I HAD DREADED AND anticipated this day. Would it be at Old Beijing on a weekend? On the pedestrian mall outside Macy’s, or coming out of Peet’s? Would I look up in the T station to see her waiting across the track . . . or would it happen at all?
In the weeks since Lucian’s intrusion into my life, I had found new fears to rival my dread of running into Aubrey. Since then there had even been a growing number of days when I thought about Aubrey only once or twice. I panicked upon realizing this at first, feeling that the last traces of her were slipping away from me completely, too quickly. Later I tenuously congratulated myself, thinking that in the midst of this new madness I had begun to move on.

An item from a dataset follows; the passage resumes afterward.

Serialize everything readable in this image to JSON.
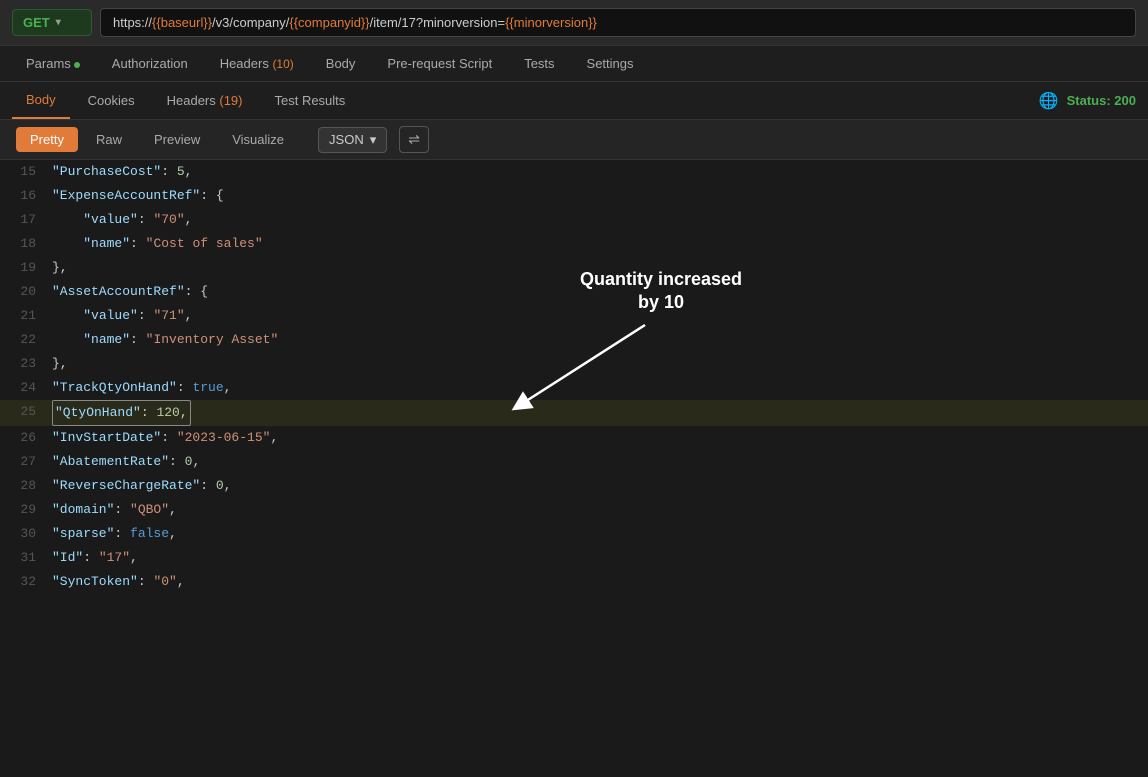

Even so, I was invariably conscious of her specter almost every time I left home—following me down Tremont or into the Harvest store in Cambridge, seeking me in places we had never been together before—whispering in my mind, Is today that day? And though I had exhaustively premeditated it, I knew when that day happened, I would not be prepared.

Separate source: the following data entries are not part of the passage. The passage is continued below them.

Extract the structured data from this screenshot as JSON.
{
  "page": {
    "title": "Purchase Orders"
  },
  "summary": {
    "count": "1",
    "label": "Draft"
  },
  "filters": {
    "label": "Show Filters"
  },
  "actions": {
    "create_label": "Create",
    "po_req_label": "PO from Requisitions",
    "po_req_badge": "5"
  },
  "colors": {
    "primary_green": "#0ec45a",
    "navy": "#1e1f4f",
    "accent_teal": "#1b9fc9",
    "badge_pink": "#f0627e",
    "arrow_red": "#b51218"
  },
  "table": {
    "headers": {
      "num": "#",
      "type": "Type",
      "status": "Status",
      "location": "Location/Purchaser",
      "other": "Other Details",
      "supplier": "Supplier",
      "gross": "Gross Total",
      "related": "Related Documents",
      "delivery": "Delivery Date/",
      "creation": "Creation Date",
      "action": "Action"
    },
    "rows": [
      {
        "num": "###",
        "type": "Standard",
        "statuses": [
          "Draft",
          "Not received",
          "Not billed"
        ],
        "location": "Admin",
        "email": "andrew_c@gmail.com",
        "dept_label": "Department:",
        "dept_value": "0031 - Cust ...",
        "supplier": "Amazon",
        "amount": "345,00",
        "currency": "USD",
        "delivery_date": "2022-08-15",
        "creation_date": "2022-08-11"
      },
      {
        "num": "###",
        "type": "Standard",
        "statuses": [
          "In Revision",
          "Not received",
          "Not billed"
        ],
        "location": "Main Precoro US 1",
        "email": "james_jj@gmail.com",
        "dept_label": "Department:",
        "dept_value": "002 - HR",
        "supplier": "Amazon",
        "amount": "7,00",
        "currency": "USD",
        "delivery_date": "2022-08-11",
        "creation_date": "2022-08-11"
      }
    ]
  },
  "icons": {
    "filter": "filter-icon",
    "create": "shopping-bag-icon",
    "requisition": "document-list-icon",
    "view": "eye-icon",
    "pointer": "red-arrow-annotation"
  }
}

But I was less—so much less—prepared for it today. Especially upon seeing her with a man, the arm of whom she had instinctively clasped upon seeing me.
Richard.
Now at last I would confront him. But what I saw confounded me more than the faceless man he had been to me all these months: Other than his height, he did not resemble at all the chiseled-featured lothario of my imagination. Granted, he was tanned as if he had just come in from Saint Martin, and he had a full head of sporty brown hair. But his features seemed somehow soft, his eyebrows ill-formed over the pale color of his eyes. I thought his chin receded a little bit as well. In fact, other than the obvious understated quality of his clothing, he was disappointingly average, which evoked in me first relief and then incredulity. And I wondered, as I had a thousand times before, what the draw had been, that thing that caused Aubrey to gravitate toward him when she compared the two of us side by side as she must have done.
As I did now.
I noticed the black cashmere scarf draped around his neck: Aubrey’s trademark gift. She had given one to me and her boyfriend before me. I wondered if he knew that.

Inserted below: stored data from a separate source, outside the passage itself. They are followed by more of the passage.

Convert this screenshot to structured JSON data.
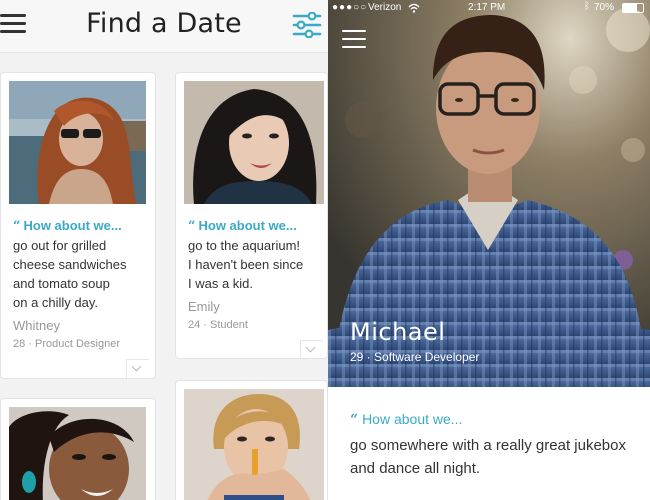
{
  "left_screen": {
    "title": "Find a Date",
    "cards": [
      {
        "prompt": "How about we...",
        "text": [
          "go out for grilled",
          "cheese sandwiches",
          "and tomato soup",
          "on a chilly day."
        ],
        "name": "Whitney",
        "details": "28 · Product Designer"
      },
      {
        "prompt": "How about we...",
        "text": [
          "go to the aquarium!",
          "I haven't been since",
          "I was a kid."
        ],
        "name": "Emily",
        "details": "24 · Student"
      }
    ]
  },
  "right_screen": {
    "status": {
      "carrier": "Verizon",
      "time": "2:17 PM",
      "battery": "70%"
    },
    "profile": {
      "name": "Michael",
      "details": "29 · Software Developer"
    },
    "prompt": "How about we...",
    "text": "go somewhere with a really great jukebox and dance all night."
  },
  "colors": {
    "accent": "#3aa9c7",
    "text": "#333333",
    "muted": "#999999"
  },
  "icons": [
    "menu-icon",
    "filter-sliders-icon",
    "chevron-down-icon",
    "wifi-icon",
    "bluetooth-icon",
    "battery-icon",
    "quote-icon"
  ]
}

Aubrey was tanned, too. They must have just come from some no-doubt exotic location. And it irritated me to think that as I wondered almost daily if and when I would run into her, for part of that time she had not even been in the city.
The introductions went smoothly—thanks, surprisingly, to Richard. The Richard. Smooth as Richard. To his credit, he stuck out his hand, congenially and formally, as though it were a peace offering. I saw my hand clasp it, heard myself say something not nearly as clever as I had said in my rehearsals for this moment.
It was then that I caught the scent of her perfume, the bottle of which, shaped like a blue star, had sat every day on the bathroom counter. I was suddenly besieged by memories: her shoulders in the dress she wore to her office party our last Christmas together, the indentation of her pillow in the morning, the hair across her face as she slept, her clothes, pooled by the side of our bed.
“Clay,” Richard said. I detected, in the single syllable of my name, a slight accent. British. Wouldn’t you know it.
“You look good,” Aubrey lied. She seemed flushed, as though too warm in her cable-knit sweater and corduroys, a mixture of slight confusion and what I would recognize later as benign detachment in her eyes. Her lips, glossy and pink, were parted, as if on the cusp of a remark. I remembered the shape of that mouth, found myself first gazing and then staring at it. She had a front tooth that had always been at a slight angle so that it nudged her upper lip. She had been self-conscious of it, but I had thought it endearing. It kept her otherwise aristocratic look somehow approachable, more human. But now I was certain there was no discrepancy between those white edges. She had gotten it fixed! The lips closed, parted again as her blue gaze flitted from me, to Richard, and back like a moth, settling at last on the woman coiled at my side.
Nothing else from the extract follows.